You mentioned equivalence classes, and I agree they are relevant, but as a result my expectation is that the equivalence required of the modulo operator is that of the modular arithmetic it comes from i.e. the congruence relation, thus the modulus operator generates the numbers in the range that satisfy the congruence relation for given n (which is how things are now).

It might follow that I'd expect the division operator to produce an enumerator yielding N equal-length range objects spanning the range, e.g.

    Array (5...14)/3
    #=> [5...8, 8...11, 11...14]

however the implementation of this for all combinations may be more effort than it is worth.


----------------------------------------
Feature #16818: Rename `Range#%` to `Range#/`
https://bugs.ruby-lang.org/issues/16818#change-85304

* Author: sawa (Tsuyoshi Sawada)
* Status: Open
* Priority: Normal
----------------------------------------
`Range#%` was introduced as an alias of `Range#step` by 14697, but it is counter-intuitive and confusing.

Iteration in the following:

```ruby
((5..14) % 3).each{|i| p i}
#>> 5
#>> 8
#>> 11
#>> 14
```

is not based on `x % y` in any sense. In fact, actually applying `% 3` to the selected elements returns a unique value `2`, and it is not obvious how this is related to the iteration.

```ruby
[5, 8, 11, 14].map{|i| i % 3}
# => [2, 2, 2, 2]
```

Rather, the concept seems to be based on `/`. Applying `/ 3` to the relevant elements returns a sequence `1, 2, 3, 4`.

```ruby
[5, 8, 11, 14].map{|i| i / 3}
# => [1, 2, 3, 4]
```

Hence, `(5..14).step(3)` can be interpreted like this: Iterate over the [equivalence class](https://en.wikipedia.org/wiki/Equivalence_class) (quotient set) of range `5..14` yielded by `/ 3`.

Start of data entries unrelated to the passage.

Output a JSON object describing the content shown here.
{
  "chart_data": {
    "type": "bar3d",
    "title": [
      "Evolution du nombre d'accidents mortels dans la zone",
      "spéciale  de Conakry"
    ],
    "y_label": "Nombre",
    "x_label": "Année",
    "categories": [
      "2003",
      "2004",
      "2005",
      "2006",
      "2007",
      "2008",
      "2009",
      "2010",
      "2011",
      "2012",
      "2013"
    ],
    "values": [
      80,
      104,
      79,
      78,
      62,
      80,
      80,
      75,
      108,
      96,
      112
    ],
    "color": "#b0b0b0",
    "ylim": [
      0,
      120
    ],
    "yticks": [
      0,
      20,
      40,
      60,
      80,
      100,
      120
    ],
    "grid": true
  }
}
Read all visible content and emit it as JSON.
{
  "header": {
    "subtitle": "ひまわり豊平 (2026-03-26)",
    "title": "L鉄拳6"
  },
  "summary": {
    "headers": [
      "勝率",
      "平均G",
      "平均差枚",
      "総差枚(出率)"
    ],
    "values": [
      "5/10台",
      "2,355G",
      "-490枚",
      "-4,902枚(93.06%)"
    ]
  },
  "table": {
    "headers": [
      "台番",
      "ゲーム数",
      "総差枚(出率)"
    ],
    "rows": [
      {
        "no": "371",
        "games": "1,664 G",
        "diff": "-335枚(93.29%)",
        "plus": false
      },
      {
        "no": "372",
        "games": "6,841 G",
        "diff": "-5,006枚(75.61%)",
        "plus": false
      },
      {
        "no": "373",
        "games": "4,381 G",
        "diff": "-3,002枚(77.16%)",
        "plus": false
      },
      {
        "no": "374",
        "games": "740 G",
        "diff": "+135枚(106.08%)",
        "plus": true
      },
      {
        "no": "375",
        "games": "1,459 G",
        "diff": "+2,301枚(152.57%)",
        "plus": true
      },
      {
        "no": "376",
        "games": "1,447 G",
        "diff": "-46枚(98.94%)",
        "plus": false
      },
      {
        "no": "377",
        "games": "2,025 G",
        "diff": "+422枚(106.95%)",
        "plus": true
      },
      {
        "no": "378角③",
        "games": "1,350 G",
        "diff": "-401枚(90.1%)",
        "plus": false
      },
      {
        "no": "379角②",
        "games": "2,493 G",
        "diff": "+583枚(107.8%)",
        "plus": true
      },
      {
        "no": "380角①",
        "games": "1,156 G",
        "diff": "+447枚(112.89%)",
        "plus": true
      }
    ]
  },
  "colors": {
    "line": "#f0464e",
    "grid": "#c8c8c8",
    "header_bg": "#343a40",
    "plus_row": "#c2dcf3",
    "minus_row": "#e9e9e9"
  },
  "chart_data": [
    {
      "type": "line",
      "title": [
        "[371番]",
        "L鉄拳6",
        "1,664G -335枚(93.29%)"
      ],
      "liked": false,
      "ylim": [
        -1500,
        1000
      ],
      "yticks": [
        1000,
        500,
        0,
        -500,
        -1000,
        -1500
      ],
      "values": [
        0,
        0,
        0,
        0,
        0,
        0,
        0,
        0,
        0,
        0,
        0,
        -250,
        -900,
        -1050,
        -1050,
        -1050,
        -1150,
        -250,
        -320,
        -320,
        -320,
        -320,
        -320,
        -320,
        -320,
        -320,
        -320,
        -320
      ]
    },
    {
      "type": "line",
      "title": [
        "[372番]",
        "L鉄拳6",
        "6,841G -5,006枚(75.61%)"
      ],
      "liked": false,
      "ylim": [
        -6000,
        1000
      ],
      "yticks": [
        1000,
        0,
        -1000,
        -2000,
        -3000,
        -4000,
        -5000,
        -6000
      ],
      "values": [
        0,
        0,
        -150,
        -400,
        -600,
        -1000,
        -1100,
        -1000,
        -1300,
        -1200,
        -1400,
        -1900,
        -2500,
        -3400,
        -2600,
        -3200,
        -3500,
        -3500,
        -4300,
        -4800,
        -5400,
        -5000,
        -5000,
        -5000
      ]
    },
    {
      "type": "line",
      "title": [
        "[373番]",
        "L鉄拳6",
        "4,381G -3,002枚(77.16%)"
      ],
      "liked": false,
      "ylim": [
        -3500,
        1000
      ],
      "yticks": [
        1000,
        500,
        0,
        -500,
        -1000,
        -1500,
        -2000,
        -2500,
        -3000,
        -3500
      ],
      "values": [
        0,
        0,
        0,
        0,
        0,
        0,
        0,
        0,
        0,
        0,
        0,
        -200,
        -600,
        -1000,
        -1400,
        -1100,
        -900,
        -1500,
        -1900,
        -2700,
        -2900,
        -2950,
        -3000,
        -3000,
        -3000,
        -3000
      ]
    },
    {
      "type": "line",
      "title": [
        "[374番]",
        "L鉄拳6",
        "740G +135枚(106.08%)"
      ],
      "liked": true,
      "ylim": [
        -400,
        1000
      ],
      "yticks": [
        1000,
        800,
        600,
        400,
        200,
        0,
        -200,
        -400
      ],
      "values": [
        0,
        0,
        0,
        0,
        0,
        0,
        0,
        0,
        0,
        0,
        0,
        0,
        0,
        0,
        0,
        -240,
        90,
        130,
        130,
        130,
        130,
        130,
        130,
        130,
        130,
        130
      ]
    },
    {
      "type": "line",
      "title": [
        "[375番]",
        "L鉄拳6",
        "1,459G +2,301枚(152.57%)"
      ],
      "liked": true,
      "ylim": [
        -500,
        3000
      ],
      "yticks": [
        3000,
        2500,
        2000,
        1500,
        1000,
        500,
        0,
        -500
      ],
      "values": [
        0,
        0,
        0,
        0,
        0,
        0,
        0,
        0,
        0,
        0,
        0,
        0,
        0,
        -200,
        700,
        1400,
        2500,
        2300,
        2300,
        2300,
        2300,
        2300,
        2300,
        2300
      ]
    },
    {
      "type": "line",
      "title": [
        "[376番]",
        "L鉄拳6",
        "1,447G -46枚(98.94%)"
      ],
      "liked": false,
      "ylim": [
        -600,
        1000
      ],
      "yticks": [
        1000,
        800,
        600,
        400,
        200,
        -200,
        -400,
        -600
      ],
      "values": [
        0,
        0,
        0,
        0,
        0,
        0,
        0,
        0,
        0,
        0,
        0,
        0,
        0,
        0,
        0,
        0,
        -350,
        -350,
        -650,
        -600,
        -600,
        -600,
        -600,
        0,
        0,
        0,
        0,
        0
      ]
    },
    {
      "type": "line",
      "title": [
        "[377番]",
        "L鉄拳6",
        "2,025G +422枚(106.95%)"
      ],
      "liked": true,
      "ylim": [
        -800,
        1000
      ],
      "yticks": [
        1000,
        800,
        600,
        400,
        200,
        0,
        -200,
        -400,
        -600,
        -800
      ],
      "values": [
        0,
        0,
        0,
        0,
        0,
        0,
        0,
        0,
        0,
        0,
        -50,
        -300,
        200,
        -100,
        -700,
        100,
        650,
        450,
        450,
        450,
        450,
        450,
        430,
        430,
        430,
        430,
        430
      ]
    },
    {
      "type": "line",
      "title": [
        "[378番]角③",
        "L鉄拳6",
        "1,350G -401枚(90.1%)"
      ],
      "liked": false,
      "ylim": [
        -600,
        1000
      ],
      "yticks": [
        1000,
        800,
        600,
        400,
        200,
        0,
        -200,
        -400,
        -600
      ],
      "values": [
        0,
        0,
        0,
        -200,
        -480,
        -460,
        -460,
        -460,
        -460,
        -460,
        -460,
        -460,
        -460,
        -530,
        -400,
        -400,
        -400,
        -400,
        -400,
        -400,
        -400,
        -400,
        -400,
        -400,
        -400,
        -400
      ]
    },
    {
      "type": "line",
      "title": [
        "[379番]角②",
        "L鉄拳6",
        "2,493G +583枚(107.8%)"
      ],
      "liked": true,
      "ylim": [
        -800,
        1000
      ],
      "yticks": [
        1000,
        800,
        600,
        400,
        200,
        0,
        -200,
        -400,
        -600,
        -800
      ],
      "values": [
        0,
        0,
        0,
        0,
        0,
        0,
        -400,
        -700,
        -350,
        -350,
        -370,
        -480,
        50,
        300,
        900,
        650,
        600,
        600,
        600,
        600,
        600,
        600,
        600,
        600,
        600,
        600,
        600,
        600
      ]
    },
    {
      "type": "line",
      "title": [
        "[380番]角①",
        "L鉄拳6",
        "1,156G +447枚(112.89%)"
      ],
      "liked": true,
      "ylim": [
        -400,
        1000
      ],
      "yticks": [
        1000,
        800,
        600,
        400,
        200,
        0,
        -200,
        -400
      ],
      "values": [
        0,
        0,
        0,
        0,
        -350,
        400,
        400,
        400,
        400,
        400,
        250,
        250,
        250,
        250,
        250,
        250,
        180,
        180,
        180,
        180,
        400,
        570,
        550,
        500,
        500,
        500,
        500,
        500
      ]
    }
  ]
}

Notice that the number of elements in `[5, 8, 11, 14]` is 4, which is `(14 - 5 + 1) / 3.0).ceil`, but is not related to `%`.

So I propose that the alias of `Range#step` should be `Range#/`, and `Range#%` should be deprecated as soon as possible before its use accumulates:

```ruby
((5..14) / 3).each{|i| p i}
#>> 5
#>> 8
#>> 11
#>> 14
```

---

P.S.

And if `Range#%` were to be introduced at all, I would rather expect it to behave like the following:

```ruby
((5..14) % 3).each{|i| p i}
#>> 5
#>> 6
#>> 7
```

which is why I claimed above that the current `Range#%` is confusing.